The Need: The poor socioeconomic conditions endured by East Jerusalem’s Arab residents contrast sharply to those of West Jerusalem’s Jewish population. Not only is this an economic burden on the state and a danger to its security, the failure to provide basic services for 350,000 residents living under the city and the State of Israel’s jurisdiction is also a pressing humanitarian issue.  Acknowledgement for the need to reduce gaps and provide basic services to East Jerusalem was promising but how to go about this colossal task was by no means clear.

The Answer: Joint Elka established the Leading Change Taskforce, in partnership with the Ministry of Jerusalem and Heritage, as a space for  government and municipal stakeholders to come together – many for the first time – to understand East Jerusalem, hear each other’s perspectives and to stimulate a coordinated effort for leading change.  The result was a slew of pilot projects in East Jerusalem and a groundbreaking Government allocation of NIS 2.1 billion for infrastructure, education, employment and economic development in East Jerusalem.

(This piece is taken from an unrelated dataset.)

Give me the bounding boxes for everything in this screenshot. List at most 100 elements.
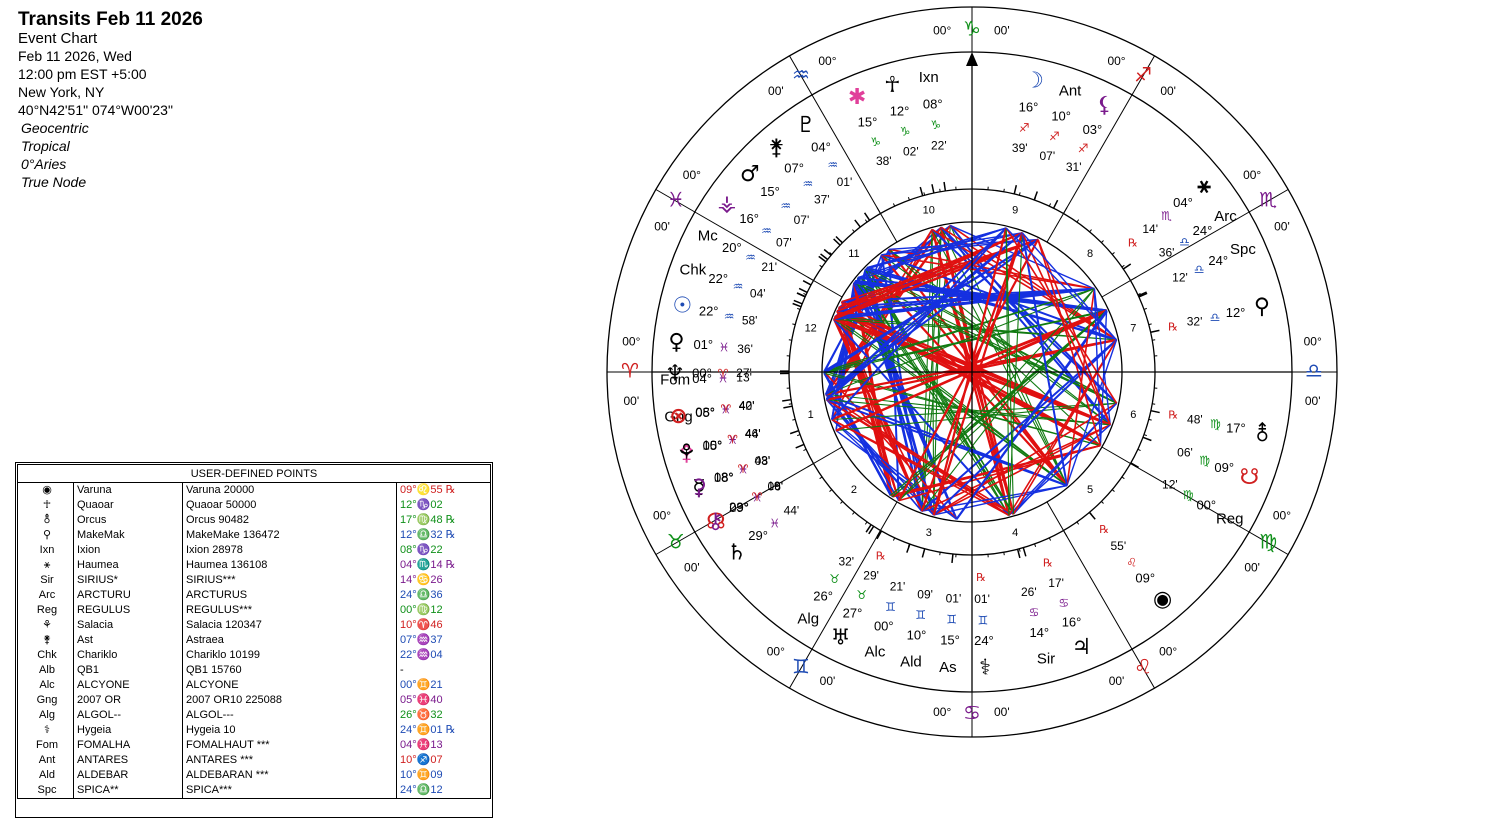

Joint ELKA Tackling Systemic Change:  The Leading Change Taskforce is an example of how Joint Elka promotes systemic change through its taskforce methodology, which brings diverse parties together to analyze a problem, identify its core causes and brainstorm appropriate action in response. Taskforces examine complex issues through a multidisciplinary lens, in a way that government’s segmented structure does not allow.  In the case of East Jerusalem this process succeeded in changing mindsets, paving the way for a major government investment.